Dec 26, 2016 at 1:09 PM Post #7 of 9
upsampling/oversampling is used for sample rate. you're making it all much harder to read and understand if you use that word on bit depth. for bit depth you increase it(zero padding) and that's it. it doesn't add precision to the already existing 16bit signal, you just avoid adding extra 16bit quantization noise from the DAC itself. 
and if you were to low pass the first signal, the result would be more of a sine. it's because the sample rate is so big that high frequencies aren't filtered out and it looks like this. the actual sine is somewhere in there.
 
Dec 26, 2016 at 3:35 PM Post #8 of 9
Well, the first picture is 1 bit, since we're talking about 16 bit - 90db (15 bit). So it only has 2^1 levels. This is probably like a 21 bit dac, so the second one is 6 bit, or 64 levels, so it can actually still look like a sine wave. The issue here is that the bit depth increase happens too late. If you were to do it first and then lower 90db, then it would look similar.
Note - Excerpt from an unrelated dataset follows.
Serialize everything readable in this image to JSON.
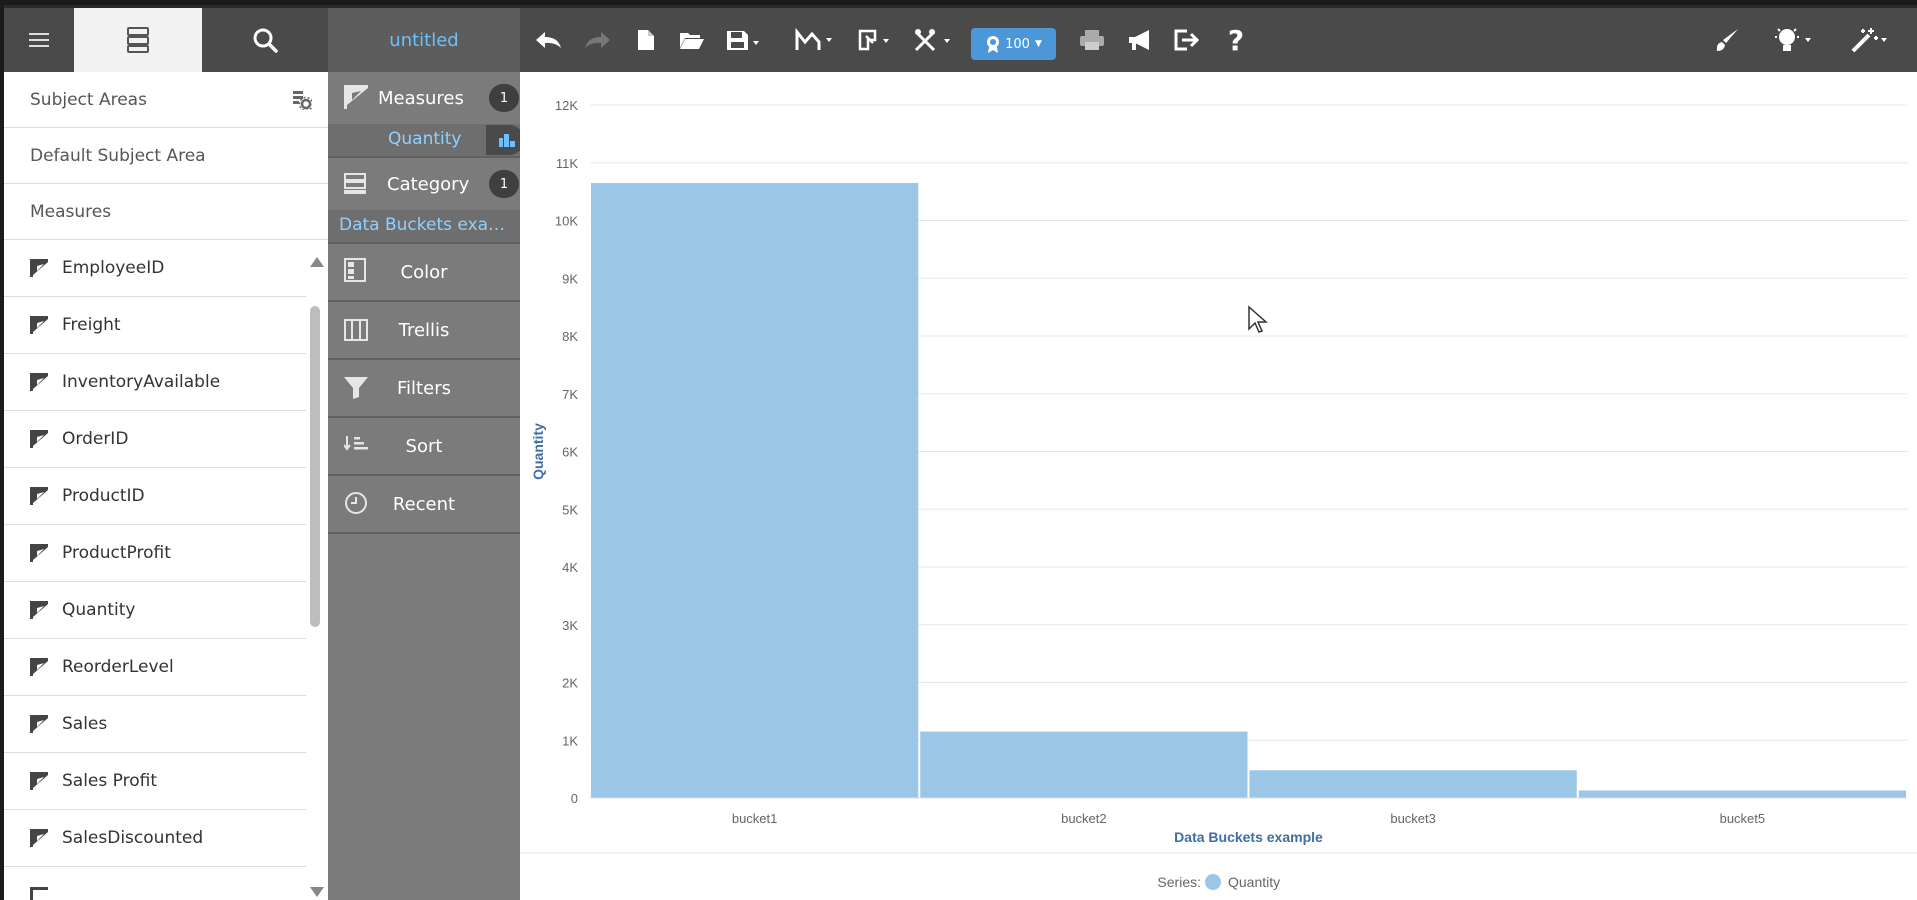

Increasing the sample rate would also help I think because then you are spreading the noise over a greater frequency range.
 
Dec 26, 2016 at 11:20 PM Post #9 of 9
So I assumed that when upsampling dacs essentially got say 16bit data and with the use of a higher sample rate and higher level of bits they did something along the line of draw a (not necessary straight) line in between each "point" depending on past and to a small extent future to try mimic a higher bit level and sample rate?
 
 
Ok I read up on oversampling and oversampling and I have majorly misunderstood what it actually is, nothing nearly as complex as I thought. Sorry, pointless thread.